Ortega anunció ayer en Managua que Pizango decidió regresar a Perú «a riesgo de todo lo que le pueda pasar» y exhortó públicamente a García a «que respete la integridad física de Pizango, que no lo encarcelen y lo dejan librar su lucha justa».
Calificó a Pizango de «un valiente» y que «está dispuesto a enfrentar las consecuencias».
CANCILLER: ORTEGA ESTÁ MAL INFORMADO
El canciller José Antonio García Belaunde manifestó este miércoles que Ortega «está mal informado» con respecto a Perú.
«Este es un país democrático, las personas son iguales frente a la ley, el señor Pizango tiene demandas judiciales, tendrá que responder como cualquier ciudadano peruano. Yo no sé porqué Ortega hace esos comentarios, él está muy mal informado», dijo el canciller a la emisora Radioprogramas.
El jefe del gabinete Javier Velásquez saludó la decisión de Pizango de retornar a Perú y someterse a la justicia, que dijo, será «la que determinará su situación jurídica».
Seguidores de Pizango de la Asociación Interétnica de Desarrollo de la Selva Peruana (Aidesep) dijeron hoy que barajan dos posibilidades tras el retorno de su líder a Lima: que lo detengan en el aeropuerto y luego sea trasladado al centro de requisitorias, o que no lo detengan.

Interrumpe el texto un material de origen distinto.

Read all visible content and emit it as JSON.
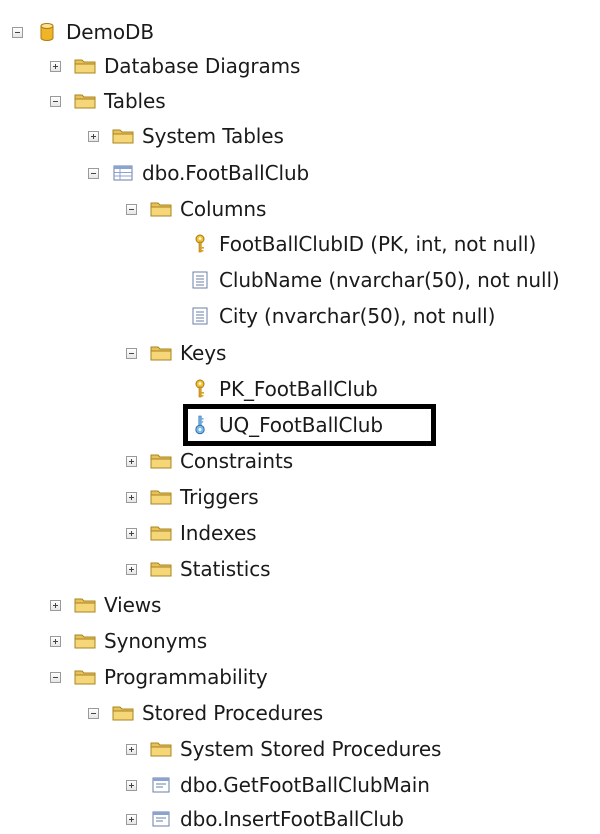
{
  "tree": {
    "db": "DemoDB",
    "database_diagrams": "Database Diagrams",
    "tables": "Tables",
    "system_tables": "System Tables",
    "table": "dbo.FootBallClub",
    "columns": "Columns",
    "col_id": "FootBallClubID (PK, int, not null)",
    "col_name": "ClubName (nvarchar(50), not null)",
    "col_city": "City (nvarchar(50), not null)",
    "keys": "Keys",
    "pk": "PK_FootBallClub",
    "uq": "UQ_FootBallClub",
    "constraints": "Constraints",
    "triggers": "Triggers",
    "indexes": "Indexes",
    "statistics": "Statistics",
    "views": "Views",
    "synonyms": "Synonyms",
    "programmability": "Programmability",
    "stored_procedures": "Stored Procedures",
    "system_stored_procedures": "System Stored Procedures",
    "sp_get": "dbo.GetFootBallClubMain",
    "sp_insert": "dbo.InsertFootBallClub"
  },
  "colors": {
    "folder": "#e8c15a",
    "database": "#f0b429",
    "key_gold": "#e0a21c",
    "key_blue": "#5aa0d8",
    "highlight": "#000000"
  }
}
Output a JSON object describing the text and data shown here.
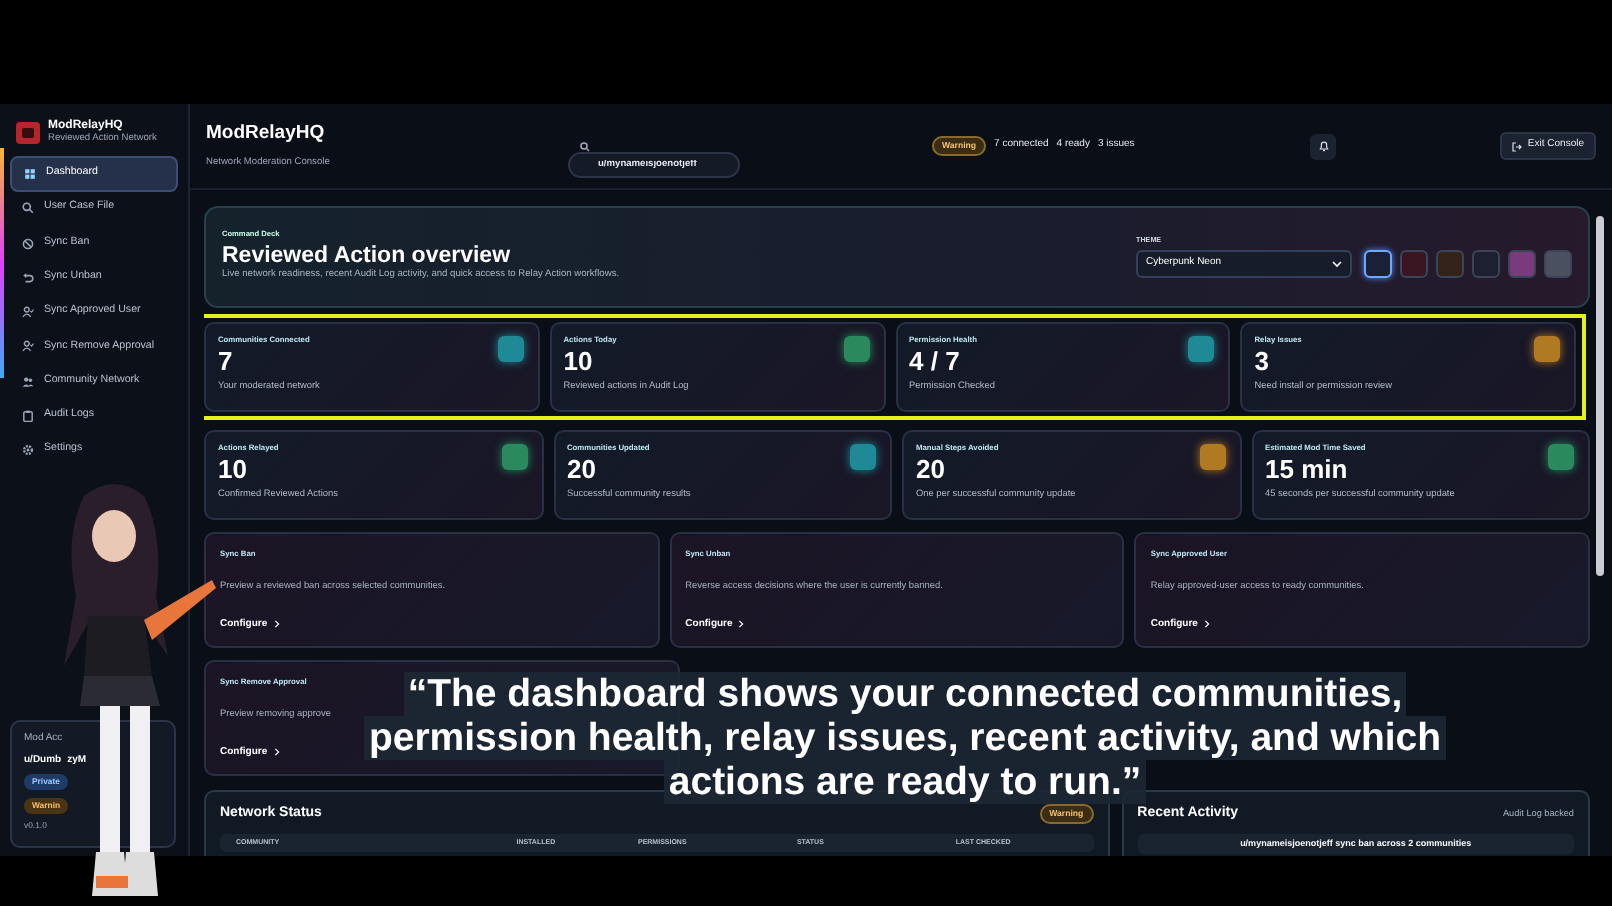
{
  "brand": {
    "name": "ModRelayHQ",
    "tagline": "Reviewed Action Network"
  },
  "sidebar": {
    "items": [
      {
        "label": "Dashboard",
        "kind": "grid",
        "selected": true
      },
      {
        "label": "User Case File",
        "kind": "search",
        "selected": false
      },
      {
        "label": "Sync Ban",
        "kind": "ban",
        "selected": false
      },
      {
        "label": "Sync Unban",
        "kind": "undo",
        "selected": false
      },
      {
        "label": "Sync Approved User",
        "kind": "user",
        "selected": false
      },
      {
        "label": "Sync Remove Approval",
        "kind": "user",
        "selected": false
      },
      {
        "label": "Community Network",
        "kind": "people",
        "selected": false
      },
      {
        "label": "Audit Logs",
        "kind": "clipboard",
        "selected": false
      },
      {
        "label": "Settings",
        "kind": "gear",
        "selected": false
      }
    ]
  },
  "account": {
    "label": "Mod Acc",
    "user": "u/Dumb",
    "user_tail": "zyM",
    "badges": [
      "Private",
      "Warnin"
    ],
    "version": "v0.1.0"
  },
  "header": {
    "title": "ModRelayHQ",
    "subtitle": "Network Moderation Console",
    "search": {
      "value": "u/mynameisjoenotjeff"
    },
    "status_badge": "Warning",
    "status_items": [
      "7 connected",
      "4 ready",
      "3 issues"
    ],
    "exit_button": "Exit Console"
  },
  "hero": {
    "eyebrow": "Command Deck",
    "title": "Reviewed Action overview",
    "description": "Live network readiness, recent Audit Log activity, and quick access to Relay Action workflows.",
    "theme_label": "THEME",
    "theme_value": "Cyberpunk Neon",
    "swatches": [
      {
        "color": "#1a2036",
        "selected": true
      },
      {
        "color": "#3a1622",
        "selected": false
      },
      {
        "color": "#33231a",
        "selected": false
      },
      {
        "color": "#1c2030",
        "selected": false
      },
      {
        "color": "#7a3a7e",
        "selected": false
      },
      {
        "color": "#4b5060",
        "selected": false
      }
    ]
  },
  "stat_rows": [
    {
      "highlighted": true,
      "cards": [
        {
          "label": "Communities Connected",
          "value": "7",
          "note": "Your moderated network",
          "color": "#1f8a96"
        },
        {
          "label": "Actions Today",
          "value": "10",
          "note": "Reviewed actions in Audit Log",
          "color": "#2a8a5e"
        },
        {
          "label": "Permission Health",
          "value": "4 / 7",
          "note": "Permission Checked",
          "color": "#1f8a96"
        },
        {
          "label": "Relay Issues",
          "value": "3",
          "note": "Need install or permission review",
          "color": "#b07a22"
        }
      ]
    },
    {
      "highlighted": false,
      "cards": [
        {
          "label": "Actions Relayed",
          "value": "10",
          "note": "Confirmed Reviewed Actions",
          "color": "#2a8a5e"
        },
        {
          "label": "Communities Updated",
          "value": "20",
          "note": "Successful community results",
          "color": "#1f8a96"
        },
        {
          "label": "Manual Steps Avoided",
          "value": "20",
          "note": "One per successful community update",
          "color": "#b07a22"
        },
        {
          "label": "Estimated Mod Time Saved",
          "value": "15 min",
          "note": "45 seconds per successful community update",
          "color": "#2a8a5e"
        }
      ]
    }
  ],
  "actions": [
    {
      "title": "Sync Ban",
      "description": "Preview a reviewed ban across selected communities.",
      "link": "Configure"
    },
    {
      "title": "Sync Unban",
      "description": "Reverse access decisions where the user is currently banned.",
      "link": "Configure"
    },
    {
      "title": "Sync Approved User",
      "description": "Relay approved-user access to ready communities.",
      "link": "Configure"
    },
    {
      "title": "Sync Remove Approval",
      "description": "Preview removing approve",
      "link": "Configure"
    }
  ],
  "network_status": {
    "title": "Network Status",
    "badge": "Warning",
    "columns": [
      "COMMUNITY",
      "INSTALLED",
      "PERMISSIONS",
      "STATUS",
      "LAST CHECKED"
    ]
  },
  "recent_activity": {
    "title": "Recent Activity",
    "note": "Audit Log backed",
    "items": [
      "u/mynameisjoenotjeff sync ban across 2 communities"
    ]
  },
  "caption": {
    "lines": [
      "“The dashboard shows your connected communities,",
      "permission health, relay issues, recent activity, and which",
      "actions are ready to run.”"
    ]
  }
}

Pizango dijo a medios de comunicación oficialistas en Nicaragua, que «he tomado la decisión de volver a mi país porque creo que ya esperé demasiado y hago este sacrificio enorme, que me ha costado y me cuesta».
El indígena peruano arribó a Managua en julio del 2009 luego ser acusado por el gobierno de García de los delitos de rebelión, sedición y motín por supuestamente haber azuzado protestas en la región selvática de Bagua.
En los violentos incidentes murieron 23 policías y 10 civiles a raíz de protestas de los indígenas que rechazan que se permita la explotación petrolera en tierras que consideran como un legado ancestral.